Man mano che si avvicina il prossimo incontro tra Donald Trump e Kim Jong-un l’interesse sul dossier nordcoreano torna a crescere. Il meeting è previsto per fine febbraio, probabilmente in Vietnam – nelle prossime ore avremo più dettagli (lo ha annunciato Trump) – e le diplomazie di Stati Uniti e Corea del Nord, ma anche di Corea del Sud, Giappone e Cina, sono in piena attività (domani, per esempio, l’inviato speciale della Casa Bianca, Stephen Biegun, sarà nella capitale del Nord per incontrare il suo omologo e pianificare dettagli del meeting). Nel frattempo però, analisi e report cercano di mettere in guardia il presidente americano lanciato verso la possibilità di chiudere un accordo con il satrapo di Pyongyang, sfruttando “la chimica” personale che s’è costruita tra i due nell’ultimo anno – prima, ha recentemente ricordato Trump, eravamo sul punto di dichiarargli guerra per via dell’evoluzione rapida del programma nucleare e i continui test provocatori del Nord, ora ci sediamo insieme al tavolo.

Ieri sono stati pubblicati (fonte: Reuters) stralci del report confidenziale con cui un gruppo di esperti incaricato dal Consiglio di Sicurezza della Nazioni Unite annualmente tira le somme sullo stato di attuazione del sistema sanzionatorio imposto alla Corea del Nord. E il risultato conferma quello che diversi altri analisti – ultimo in ordine di tempo il capo delle intelligence statunitensi – dicono da diverso tempo: Pyongyang non sembra intenzionata a rinunciare al suo deterrente nucleare. O almeno, non vuole farlo nei termini previsti dall’idea americana, che vorrebbe una denuclearizzazione completa come base per avviare contrattazioni.

Pyongyang chiede l’eliminazione delle sanzioni che stanno sfiancando la sua economia, sanzioni imposte sia unilateralmente dagli Stati Uniti sia in ambito onusiano, ma nessuno intende fare il primo passo senza garanzie sul programma atomico. Secondo quanto dichiarato da Biegun, nei contatti precedenti con il segretario di Stato americano il regime si è impegnato a smantellare e distruggere il suo plutonio e le sue strutture per l’arricchimento dell’uranio in cambio di “misure corrispondenti” da parte di Washington.
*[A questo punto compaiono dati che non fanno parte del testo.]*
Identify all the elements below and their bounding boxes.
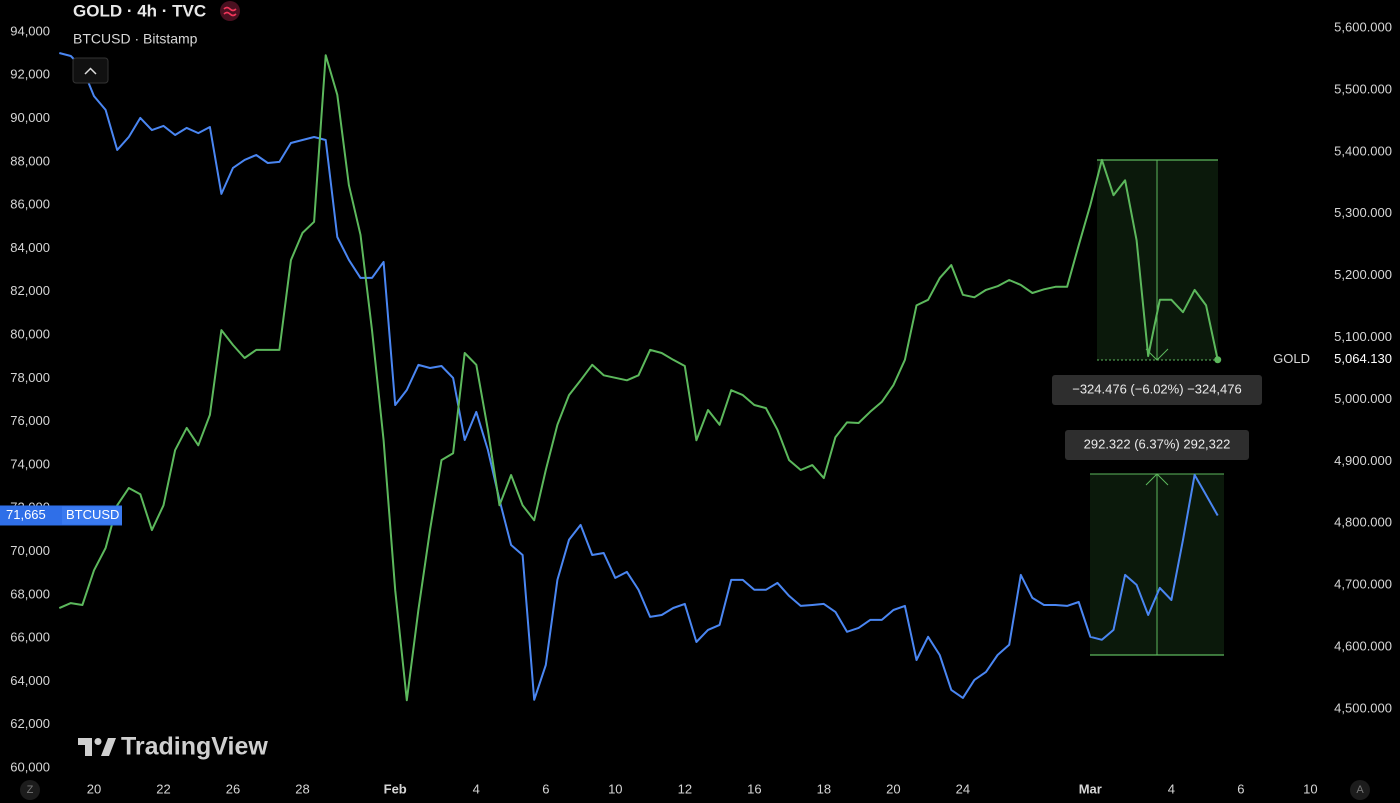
y-tick-label: 70,000 [10,543,50,558]
y2-tick-label: 5,300.000 [1334,205,1392,220]
y-tick-label: 74,000 [10,456,50,471]
y-tick-label: 76,000 [10,413,50,428]
last-price-label: 5,064.130 [1334,351,1392,366]
watermark: TradingView [78,733,268,761]
y2-tick-label: 5,000.000 [1334,391,1392,406]
y-tick-label: 62,000 [10,716,50,731]
y2-tick-label: 4,900.000 [1334,453,1392,468]
last-price-label: 71,665 [6,507,46,522]
y-tick-label: 80,000 [10,326,50,341]
x-tick-label: 28 [295,781,309,796]
y2-tick-label: 4,500.000 [1334,700,1392,715]
x-tick-label: 6 [1237,781,1244,796]
gold-range-measure[interactable]: −324.476 (−6.02%) −324,476 [1052,159,1262,405]
axis-button-label: A [1356,784,1364,796]
x-tick-label: 10 [1303,781,1317,796]
y-tick-label: 64,000 [10,673,50,688]
axis-button-label: Z [27,784,34,796]
chart-subtitle: BTCUSD · Bitstamp [73,31,198,47]
x-tick-label: 4 [1168,781,1175,796]
plot-area [58,52,1222,702]
collapse-button[interactable] [72,57,109,84]
x-tick-label: 12 [678,781,692,796]
series-tag-badge [62,506,122,525]
series-line [58,54,1219,702]
measure-arrow [1145,473,1169,486]
y2-tick-label: 4,800.000 [1334,515,1392,530]
y-tick-label: 92,000 [10,67,50,82]
x-tick-label: 10 [608,781,622,796]
x-tick-label: 22 [156,781,170,796]
y-tick-label: 86,000 [10,197,50,212]
y2-tick-label: 4,600.000 [1334,639,1392,654]
y2-tick-label: 5,200.000 [1334,267,1392,282]
series-tag: BTCUSD [66,507,119,522]
y2-tick-label: 5,100.000 [1334,329,1392,344]
watermark-text: TradingView [121,733,268,761]
x-tick-label: 6 [542,781,549,796]
x-tick-label: 26 [226,781,240,796]
y-tick-label: 66,000 [10,630,50,645]
x-tick-label: 24 [956,781,970,796]
y2-tick-label: 4,700.000 [1334,577,1392,592]
y2-tick-label: 5,500.000 [1334,81,1392,96]
x-tick-label: Feb [384,781,407,796]
axis-button[interactable]: A [1350,780,1370,800]
measure-label: −324.476 (−6.02%) −324,476 [1072,381,1242,396]
x-tick-label: 18 [817,781,831,796]
y-tick-label: 84,000 [10,240,50,255]
y-tick-label: 68,000 [10,586,50,601]
x-tick-label: 4 [473,781,480,796]
y2-tick-label: 5,400.000 [1334,143,1392,158]
symbol-icon [220,1,240,21]
y-tick-label: 88,000 [10,153,50,168]
last-point [1214,356,1222,364]
btc-range-measure[interactable]: 292.322 (6.37%) 292,322 [1065,430,1249,656]
series-tag: GOLD [1273,351,1310,366]
x-tick-label: 20 [886,781,900,796]
measure-label: 292.322 (6.37%) 292,322 [1084,436,1231,451]
chart-title: GOLD · 4h · TVC [73,1,206,20]
y-tick-label: 78,000 [10,370,50,385]
x-tick-label: 16 [747,781,761,796]
y-tick-label: 82,000 [10,283,50,298]
y-tick-label: 94,000 [10,23,50,38]
x-tick-label: 20 [87,781,101,796]
y-tick-label: 90,000 [10,110,50,125]
y-tick-label: 60,000 [10,759,50,774]
series-line [59,52,1219,701]
measure-label-box [1052,375,1262,405]
axis-button[interactable]: Z [20,780,40,800]
y2-tick-label: 5,600.000 [1334,19,1392,34]
measure-label-box [1065,430,1249,460]
x-tick-label: Mar [1079,781,1102,796]
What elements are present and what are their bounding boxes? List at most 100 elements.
Biegun ha detto che in questi giorni si parlerà della consistenza di quelle misure, ma è evidente che questo genere di documenti sulla malafede del Nord mettono pressione e complicano la situazione.

Gli analisti dell’Onu mettono nero su bianco denunce già espresse da istituti privati, e scrivono che – nonostante l’amministrazione Trump abbia fatto “enormi progressi” nel dialogo col Nord – il regime nordcoreano sta utilizzando “infrastrutture civili, inclusi aeroporti, per l’assemblaggio e il collaudo di missili balistici, al fine di prevenire efficacemente attacchi mirati (gli eventuali decapitation strikes, ndr) contro il ristretto numero di siti balistici e nucleari noti” alla comunità internazionale. Nei mesi scorsi sono usciti altri studi che dicevano: la Corea del Nord sta nascondendo molti – venti? – siti nucleari dalle liste fornite, li tiene camuffati per poter continuare clandestinamente la sua programmazione atomica militare mentre si siede al tavolo delle trattative con Trump.